La formation pratique semble donc être le parent pauvre de la formation médicale du deuxième cycle. Elle n'intervient, de toutes les études, jamais comme élément d'évaluation du futur médecin. La validation des gestes acquis figurant sur les livrets de stages, si elle procède d'une réelle volonté de contrôle des apprentissages pratiques, dépend en fait de la qualité d'un encadrement qui est très variable selon les services et le souci pédagogique des internes et praticiens hospitaliers. L'ancien régime avait conservé une épreuve "au lit du malade", avec les examens cliniques de fin de DCEM4. Le CSCT, qui le remplace, est uniquement théorique. L'étudiant en médecine n'est donc plus évalué sur sa pratique clinique ni sur sa capacité à appliquer un enseignement théorique dans le cadre d'une relation avec un malade. Rien ne permet non plus de contrôler sa maîtrise de certains gestes de base, voire le respect de règles simples, comme celles de l'asepsie. Un défaut dans la formation médicale que certains de nos interviewés n'hésitent pas à comparer à la formation des infirmières.

Certains projets actuels cherchent à modifier les pratiques pédagogiques des facultés pour mettre en place des modules intégrés d'enseignement.
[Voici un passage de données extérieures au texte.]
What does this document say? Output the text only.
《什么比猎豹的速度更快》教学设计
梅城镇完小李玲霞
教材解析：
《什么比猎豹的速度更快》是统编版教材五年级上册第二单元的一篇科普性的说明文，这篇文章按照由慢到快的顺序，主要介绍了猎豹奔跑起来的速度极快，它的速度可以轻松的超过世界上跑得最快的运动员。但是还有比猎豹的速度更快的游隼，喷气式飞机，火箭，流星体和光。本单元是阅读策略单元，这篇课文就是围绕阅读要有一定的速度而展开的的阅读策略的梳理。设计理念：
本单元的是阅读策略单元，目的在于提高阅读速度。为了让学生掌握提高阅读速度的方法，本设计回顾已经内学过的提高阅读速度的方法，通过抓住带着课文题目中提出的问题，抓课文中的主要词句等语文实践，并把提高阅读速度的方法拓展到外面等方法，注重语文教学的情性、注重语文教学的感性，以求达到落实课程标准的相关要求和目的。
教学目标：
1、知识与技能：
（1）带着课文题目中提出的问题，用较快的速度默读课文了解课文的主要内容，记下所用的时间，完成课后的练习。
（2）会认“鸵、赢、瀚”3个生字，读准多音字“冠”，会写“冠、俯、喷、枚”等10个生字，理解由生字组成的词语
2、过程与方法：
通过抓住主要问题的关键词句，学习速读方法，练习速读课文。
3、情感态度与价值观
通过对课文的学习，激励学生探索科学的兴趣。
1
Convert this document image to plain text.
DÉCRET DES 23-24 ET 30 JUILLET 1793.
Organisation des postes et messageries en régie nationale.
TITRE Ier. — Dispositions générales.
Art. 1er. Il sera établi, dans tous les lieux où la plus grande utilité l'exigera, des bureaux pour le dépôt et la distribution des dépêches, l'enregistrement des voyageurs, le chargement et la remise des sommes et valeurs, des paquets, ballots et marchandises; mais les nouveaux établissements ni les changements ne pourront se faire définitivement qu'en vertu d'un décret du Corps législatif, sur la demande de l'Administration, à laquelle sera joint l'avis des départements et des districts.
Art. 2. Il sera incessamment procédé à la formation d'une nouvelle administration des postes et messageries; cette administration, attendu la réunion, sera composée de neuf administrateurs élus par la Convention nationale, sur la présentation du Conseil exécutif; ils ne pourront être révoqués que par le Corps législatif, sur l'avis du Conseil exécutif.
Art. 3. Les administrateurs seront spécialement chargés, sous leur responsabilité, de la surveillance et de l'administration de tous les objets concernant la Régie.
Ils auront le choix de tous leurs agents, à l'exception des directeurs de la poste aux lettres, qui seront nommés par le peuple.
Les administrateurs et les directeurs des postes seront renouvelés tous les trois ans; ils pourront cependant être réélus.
Le principe est de combiner un enseignement théorique dans un domaine et un stage pratique dans le même domaine, en privilégiant une pédagogie appliquée. L'aspect novateur de ces modules passe cependant sous silence la question du contrôle des acquis et il faut s'interroger sur la place que l'on peut donner à un enseignement pratique, dans un contexte de forte concurrence entre les étudiants, dès lors que celui-ci n'est sanctionné par aucune épreuve validante.